Friday, July 3, 2009

Double Negatives

Why is it that every time I wake up early in the morning to work out at the Y, it ends up being the most productive day of the week? This isn’t just a onetime occurrence; I’ve tested it a number of times. For me, summer denotes a vacuum for needed accomplishments: daily devotions, working out, reading, in a sense, productivity. Lying on the couch all day, watching TV does not fall under “productive”. Let it be the dreaded 7am alarm or the faucet I stick my head under to wake up or the sore-inducing workouts: it ends up being worth it. Waking up early to work out is a double negative that somehow becomes positive. Waking up at 7am is painful. Working out is exhausting. Pain and exhaustion…where’s the fun in that? Yet they simultaneously curtail laziness and actuate progress. Some things require more than a briefness of pain; some involve an initial wake-up followed by belated fatigue. Holding on to hope in the face of discomfort brings both a lucid understanding of evil as well as more achievement through our actions. But do we see only negative? Or do we see the positive that could come from standing against the discomfort?

Tuesday, June 23, 2009

Return

It’s been a long couple of weeks. All I feel that I’m doing anymore is scheduling more of my time with work and trips. But there comes a time, like the last couple of weeks, where I actually try to breathe so as to not just go from one busy semester to another busy semester. Thinking about the tough academic schedule I have ahead of me, my work schedule (here and at school), and co-leading a small group next semester is exhausting.

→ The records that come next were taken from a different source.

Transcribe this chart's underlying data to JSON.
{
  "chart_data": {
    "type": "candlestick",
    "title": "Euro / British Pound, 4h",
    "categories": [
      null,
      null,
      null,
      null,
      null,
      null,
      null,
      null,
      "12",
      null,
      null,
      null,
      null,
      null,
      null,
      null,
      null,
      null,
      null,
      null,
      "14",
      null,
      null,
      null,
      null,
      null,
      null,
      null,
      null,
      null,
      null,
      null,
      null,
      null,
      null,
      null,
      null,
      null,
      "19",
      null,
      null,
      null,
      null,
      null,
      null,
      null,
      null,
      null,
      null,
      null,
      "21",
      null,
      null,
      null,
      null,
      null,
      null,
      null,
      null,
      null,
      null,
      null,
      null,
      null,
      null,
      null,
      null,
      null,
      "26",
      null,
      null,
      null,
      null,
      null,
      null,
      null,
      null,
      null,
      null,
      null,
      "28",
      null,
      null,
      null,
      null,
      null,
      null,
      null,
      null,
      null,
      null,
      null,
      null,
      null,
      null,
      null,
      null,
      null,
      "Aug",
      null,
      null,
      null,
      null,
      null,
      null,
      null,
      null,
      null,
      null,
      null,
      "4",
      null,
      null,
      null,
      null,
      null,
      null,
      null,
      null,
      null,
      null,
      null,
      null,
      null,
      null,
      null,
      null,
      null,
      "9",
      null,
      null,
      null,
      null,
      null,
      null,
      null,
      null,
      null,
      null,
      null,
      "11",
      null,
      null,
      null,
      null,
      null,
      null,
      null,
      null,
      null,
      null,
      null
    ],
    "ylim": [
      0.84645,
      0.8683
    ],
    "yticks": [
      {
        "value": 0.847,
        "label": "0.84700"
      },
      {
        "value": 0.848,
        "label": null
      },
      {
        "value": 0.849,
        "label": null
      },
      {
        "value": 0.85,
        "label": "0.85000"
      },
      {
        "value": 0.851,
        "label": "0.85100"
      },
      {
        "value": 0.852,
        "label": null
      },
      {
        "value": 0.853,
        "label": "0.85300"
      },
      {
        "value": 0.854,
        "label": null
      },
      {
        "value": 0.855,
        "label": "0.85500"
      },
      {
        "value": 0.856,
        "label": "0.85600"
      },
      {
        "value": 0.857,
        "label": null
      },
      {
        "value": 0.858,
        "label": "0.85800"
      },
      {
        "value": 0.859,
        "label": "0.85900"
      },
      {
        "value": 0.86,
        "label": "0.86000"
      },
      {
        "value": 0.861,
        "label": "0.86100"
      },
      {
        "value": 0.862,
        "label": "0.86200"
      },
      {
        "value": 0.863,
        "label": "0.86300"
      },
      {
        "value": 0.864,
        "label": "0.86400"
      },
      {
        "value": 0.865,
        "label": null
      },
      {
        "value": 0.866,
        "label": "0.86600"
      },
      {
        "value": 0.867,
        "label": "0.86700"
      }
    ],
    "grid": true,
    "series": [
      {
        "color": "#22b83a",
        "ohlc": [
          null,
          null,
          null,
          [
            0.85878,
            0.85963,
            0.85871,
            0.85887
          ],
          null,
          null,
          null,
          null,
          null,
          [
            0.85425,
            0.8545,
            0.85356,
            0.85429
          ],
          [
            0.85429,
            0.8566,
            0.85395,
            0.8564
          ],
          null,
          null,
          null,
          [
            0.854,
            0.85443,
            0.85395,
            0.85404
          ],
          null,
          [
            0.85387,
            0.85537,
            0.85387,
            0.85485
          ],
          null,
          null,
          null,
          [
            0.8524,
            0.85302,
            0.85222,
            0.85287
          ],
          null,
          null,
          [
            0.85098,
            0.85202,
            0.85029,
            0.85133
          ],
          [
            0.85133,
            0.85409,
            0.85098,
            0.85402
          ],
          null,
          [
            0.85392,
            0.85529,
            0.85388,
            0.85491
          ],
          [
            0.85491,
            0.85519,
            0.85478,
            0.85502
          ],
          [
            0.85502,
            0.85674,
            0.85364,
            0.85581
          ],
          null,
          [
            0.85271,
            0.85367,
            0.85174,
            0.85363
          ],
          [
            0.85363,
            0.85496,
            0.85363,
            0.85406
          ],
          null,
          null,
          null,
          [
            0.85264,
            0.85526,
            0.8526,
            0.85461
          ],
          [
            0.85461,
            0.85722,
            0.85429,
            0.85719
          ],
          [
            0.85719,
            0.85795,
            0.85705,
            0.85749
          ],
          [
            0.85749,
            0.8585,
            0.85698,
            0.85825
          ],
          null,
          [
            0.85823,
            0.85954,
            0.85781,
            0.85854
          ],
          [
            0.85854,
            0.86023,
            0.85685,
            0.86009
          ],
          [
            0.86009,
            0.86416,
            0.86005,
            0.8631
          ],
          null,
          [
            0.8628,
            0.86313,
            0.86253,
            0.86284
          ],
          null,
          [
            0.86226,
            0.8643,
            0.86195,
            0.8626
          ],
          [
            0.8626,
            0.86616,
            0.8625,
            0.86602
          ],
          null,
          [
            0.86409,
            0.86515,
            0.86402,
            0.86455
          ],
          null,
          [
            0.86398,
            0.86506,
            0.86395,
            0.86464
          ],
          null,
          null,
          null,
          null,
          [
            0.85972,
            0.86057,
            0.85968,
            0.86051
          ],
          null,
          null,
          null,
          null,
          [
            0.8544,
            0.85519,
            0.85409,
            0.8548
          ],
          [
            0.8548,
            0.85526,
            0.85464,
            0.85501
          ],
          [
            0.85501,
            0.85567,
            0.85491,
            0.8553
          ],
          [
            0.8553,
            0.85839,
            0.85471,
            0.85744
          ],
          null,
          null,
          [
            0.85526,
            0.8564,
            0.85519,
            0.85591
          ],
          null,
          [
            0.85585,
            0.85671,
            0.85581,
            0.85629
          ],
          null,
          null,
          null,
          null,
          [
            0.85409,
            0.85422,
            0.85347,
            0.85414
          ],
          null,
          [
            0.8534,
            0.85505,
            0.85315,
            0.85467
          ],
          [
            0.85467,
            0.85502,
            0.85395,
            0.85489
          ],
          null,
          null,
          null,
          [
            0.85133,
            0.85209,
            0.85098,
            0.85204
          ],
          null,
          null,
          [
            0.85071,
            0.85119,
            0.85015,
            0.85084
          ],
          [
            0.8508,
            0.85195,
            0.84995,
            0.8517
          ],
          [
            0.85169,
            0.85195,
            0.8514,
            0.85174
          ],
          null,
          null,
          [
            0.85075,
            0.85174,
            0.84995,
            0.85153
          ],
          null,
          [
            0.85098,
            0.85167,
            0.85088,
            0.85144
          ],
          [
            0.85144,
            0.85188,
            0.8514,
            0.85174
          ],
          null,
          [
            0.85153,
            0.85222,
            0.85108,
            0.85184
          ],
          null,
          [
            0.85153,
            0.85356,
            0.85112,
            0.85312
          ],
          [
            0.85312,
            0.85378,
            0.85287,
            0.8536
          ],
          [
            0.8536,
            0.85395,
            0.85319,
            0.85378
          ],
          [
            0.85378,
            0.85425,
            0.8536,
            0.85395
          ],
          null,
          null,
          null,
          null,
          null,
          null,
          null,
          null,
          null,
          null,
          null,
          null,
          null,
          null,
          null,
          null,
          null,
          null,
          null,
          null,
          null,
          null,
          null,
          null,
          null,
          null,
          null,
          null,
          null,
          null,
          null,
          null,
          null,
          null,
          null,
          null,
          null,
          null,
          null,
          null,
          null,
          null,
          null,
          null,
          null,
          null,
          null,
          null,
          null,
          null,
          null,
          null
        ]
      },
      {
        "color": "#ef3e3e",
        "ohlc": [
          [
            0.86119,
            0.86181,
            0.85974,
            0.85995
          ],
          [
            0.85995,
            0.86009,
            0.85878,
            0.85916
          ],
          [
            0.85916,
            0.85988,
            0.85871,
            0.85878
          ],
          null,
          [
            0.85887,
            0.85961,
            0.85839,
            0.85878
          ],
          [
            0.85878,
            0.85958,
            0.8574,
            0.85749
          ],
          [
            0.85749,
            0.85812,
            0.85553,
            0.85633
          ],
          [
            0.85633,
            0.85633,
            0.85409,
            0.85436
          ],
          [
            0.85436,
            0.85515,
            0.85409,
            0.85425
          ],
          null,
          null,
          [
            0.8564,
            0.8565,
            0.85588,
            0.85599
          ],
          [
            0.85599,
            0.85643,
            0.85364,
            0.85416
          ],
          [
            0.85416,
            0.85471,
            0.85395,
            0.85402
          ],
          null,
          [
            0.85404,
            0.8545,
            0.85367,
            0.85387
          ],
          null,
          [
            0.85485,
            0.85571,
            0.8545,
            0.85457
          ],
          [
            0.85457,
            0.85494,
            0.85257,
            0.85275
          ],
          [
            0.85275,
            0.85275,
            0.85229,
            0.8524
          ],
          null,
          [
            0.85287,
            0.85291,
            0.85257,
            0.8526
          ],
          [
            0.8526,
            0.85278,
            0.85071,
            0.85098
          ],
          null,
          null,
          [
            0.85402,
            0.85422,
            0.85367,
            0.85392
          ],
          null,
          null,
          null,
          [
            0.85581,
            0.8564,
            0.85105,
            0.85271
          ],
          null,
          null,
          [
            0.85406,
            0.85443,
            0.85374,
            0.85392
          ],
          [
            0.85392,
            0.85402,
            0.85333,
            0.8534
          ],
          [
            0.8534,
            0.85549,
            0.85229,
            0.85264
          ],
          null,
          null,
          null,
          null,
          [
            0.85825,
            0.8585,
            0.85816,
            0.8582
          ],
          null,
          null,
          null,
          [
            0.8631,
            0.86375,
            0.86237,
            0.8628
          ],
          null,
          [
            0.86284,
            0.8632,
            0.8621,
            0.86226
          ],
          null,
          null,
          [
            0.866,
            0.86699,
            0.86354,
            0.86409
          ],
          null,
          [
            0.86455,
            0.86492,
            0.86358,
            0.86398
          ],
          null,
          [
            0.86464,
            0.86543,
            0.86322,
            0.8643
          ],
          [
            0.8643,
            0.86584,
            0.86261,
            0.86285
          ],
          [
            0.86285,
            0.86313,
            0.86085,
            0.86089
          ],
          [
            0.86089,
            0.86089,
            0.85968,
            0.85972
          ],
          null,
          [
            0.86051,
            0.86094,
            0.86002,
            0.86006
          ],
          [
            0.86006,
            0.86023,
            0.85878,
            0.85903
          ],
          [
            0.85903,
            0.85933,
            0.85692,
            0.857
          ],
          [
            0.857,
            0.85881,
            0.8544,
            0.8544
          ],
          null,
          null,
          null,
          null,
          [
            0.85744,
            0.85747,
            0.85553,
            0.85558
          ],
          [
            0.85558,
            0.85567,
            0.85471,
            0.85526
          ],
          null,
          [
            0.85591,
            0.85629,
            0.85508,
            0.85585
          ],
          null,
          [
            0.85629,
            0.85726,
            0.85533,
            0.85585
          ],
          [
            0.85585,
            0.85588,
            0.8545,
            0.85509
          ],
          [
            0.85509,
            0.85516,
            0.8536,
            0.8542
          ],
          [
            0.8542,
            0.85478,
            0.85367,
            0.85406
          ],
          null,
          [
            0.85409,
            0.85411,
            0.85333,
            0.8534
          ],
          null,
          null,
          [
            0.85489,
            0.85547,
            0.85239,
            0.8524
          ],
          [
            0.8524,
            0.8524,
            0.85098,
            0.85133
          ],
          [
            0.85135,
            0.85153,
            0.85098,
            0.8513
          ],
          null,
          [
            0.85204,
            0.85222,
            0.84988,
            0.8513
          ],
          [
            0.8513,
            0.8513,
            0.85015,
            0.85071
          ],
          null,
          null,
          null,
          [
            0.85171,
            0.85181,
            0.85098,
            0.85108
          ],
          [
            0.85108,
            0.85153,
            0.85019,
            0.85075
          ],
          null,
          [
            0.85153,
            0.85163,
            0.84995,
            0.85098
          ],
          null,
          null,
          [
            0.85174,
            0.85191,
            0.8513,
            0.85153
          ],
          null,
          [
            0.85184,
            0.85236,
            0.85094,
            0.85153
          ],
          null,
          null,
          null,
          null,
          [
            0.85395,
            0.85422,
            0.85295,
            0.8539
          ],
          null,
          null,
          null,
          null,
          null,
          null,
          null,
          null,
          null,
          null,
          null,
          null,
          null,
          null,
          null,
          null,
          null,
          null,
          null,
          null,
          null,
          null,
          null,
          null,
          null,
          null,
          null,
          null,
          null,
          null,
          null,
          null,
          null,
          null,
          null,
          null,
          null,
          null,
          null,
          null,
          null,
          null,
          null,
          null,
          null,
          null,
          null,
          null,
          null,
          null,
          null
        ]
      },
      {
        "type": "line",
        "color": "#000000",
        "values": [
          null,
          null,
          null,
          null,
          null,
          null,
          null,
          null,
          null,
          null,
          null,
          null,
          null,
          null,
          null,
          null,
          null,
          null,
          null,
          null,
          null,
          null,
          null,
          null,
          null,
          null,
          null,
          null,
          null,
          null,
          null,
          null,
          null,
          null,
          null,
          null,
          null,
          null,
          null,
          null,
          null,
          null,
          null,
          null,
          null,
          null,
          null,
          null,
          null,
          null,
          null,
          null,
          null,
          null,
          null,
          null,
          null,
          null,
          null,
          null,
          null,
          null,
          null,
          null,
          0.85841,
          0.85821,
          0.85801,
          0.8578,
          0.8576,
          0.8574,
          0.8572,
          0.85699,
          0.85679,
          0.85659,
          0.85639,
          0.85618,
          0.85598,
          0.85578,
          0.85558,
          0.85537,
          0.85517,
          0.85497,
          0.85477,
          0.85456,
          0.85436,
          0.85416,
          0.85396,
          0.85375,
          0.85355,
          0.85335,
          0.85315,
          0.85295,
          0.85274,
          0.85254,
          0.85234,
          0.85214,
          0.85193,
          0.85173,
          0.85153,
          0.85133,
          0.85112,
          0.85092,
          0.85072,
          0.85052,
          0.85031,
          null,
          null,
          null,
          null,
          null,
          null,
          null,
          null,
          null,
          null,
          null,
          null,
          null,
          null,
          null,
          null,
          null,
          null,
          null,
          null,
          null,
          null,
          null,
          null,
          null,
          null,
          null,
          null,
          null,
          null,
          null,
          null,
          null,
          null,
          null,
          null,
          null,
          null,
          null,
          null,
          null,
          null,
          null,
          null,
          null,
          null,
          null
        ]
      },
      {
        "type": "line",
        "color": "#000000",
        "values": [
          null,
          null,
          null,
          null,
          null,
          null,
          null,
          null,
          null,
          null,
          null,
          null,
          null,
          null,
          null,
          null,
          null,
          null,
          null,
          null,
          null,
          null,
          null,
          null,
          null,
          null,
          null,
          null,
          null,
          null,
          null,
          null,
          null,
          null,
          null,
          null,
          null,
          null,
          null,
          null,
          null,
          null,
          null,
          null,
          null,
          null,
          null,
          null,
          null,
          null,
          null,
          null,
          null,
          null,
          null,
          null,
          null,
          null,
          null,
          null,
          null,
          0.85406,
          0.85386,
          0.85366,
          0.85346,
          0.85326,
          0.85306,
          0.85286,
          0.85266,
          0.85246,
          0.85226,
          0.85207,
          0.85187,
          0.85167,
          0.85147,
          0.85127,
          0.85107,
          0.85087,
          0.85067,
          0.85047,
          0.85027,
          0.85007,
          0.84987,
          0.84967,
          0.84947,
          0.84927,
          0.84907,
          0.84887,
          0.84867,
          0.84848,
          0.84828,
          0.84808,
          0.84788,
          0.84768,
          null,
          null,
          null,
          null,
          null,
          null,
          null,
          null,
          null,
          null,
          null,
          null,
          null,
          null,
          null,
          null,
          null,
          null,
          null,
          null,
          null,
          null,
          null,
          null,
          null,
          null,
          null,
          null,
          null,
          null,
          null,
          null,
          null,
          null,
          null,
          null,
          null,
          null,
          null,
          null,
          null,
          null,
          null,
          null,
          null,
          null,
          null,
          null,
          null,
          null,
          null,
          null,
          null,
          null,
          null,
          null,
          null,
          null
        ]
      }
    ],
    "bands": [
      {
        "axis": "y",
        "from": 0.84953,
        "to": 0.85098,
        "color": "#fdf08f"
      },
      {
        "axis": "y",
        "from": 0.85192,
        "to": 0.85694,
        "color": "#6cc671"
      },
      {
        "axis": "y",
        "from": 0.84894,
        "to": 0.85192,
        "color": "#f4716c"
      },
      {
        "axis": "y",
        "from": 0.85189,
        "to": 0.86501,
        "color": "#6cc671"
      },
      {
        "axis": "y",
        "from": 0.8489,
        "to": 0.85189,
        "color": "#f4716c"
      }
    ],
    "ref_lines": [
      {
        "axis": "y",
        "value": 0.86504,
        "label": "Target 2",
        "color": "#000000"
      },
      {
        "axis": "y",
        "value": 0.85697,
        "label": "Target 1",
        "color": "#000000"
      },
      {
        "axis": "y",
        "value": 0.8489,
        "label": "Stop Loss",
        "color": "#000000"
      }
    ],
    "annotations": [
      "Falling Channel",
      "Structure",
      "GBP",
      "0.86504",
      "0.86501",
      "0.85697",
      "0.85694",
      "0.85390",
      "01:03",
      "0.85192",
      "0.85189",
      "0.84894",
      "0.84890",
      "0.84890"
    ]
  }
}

So I come to two not disconnected thoughts after an extended leave from the blogging front. The first comes from paying attention to the whole Iran situation that’s been going on recently. The first condensed looks something like this: Change comes from opposing the majority and having the guts to challenge what hasn’t been challenged before. The second came in a recent conversation (again quite a different matter) I had with a friend: Too many people have accepted Jesus without accepting their failures.

I’ll have to expand later, but I’ll start back into blogging briefly.

Monday, June 8, 2009

Stressors

I’ve always found it interesting the irony in our prayers and the things that happen around us. One of my better friends and I have been praying for each other the last couple of months, and I’ve constantly asked him to pray for struggle in my life in that I will be able to grow. If there’s one thing I hate the most it is spiritual stagnancy, or any form of stagnancy at all. Summer has been rough because I am fighting the fact that I know I should be doing something, while living in a confined spot where there is apparently not much to do. And then in that reclusive state come a streak of irritations that sparks a drive for action. There’s some movie that I watched with the line “stress is the fertilizer for creativity”. Currently I am frustrated with the lack of effective Christianity for me. I see a high number of well-intentioned Christians who are well-read in the Bible who in my observations tend to be conservative religiously (as well as politically). Then there are the more “liberal” Christians who take the effort to be different but sell themselves on Biblical intelligence. It may seem hard to argue with a “love everyone” approach, but believe me it’s not as difficult as it may seem. These stressors are at present my current motivation to be better. Why do we not see more Christians who are both well-read, as well as having the liberal practices that would boost the non-believing world to take Christianity more seriously? So friend (who I believe should be able to pick up on who I refer to), thank you for your constant prayers for trials in my life.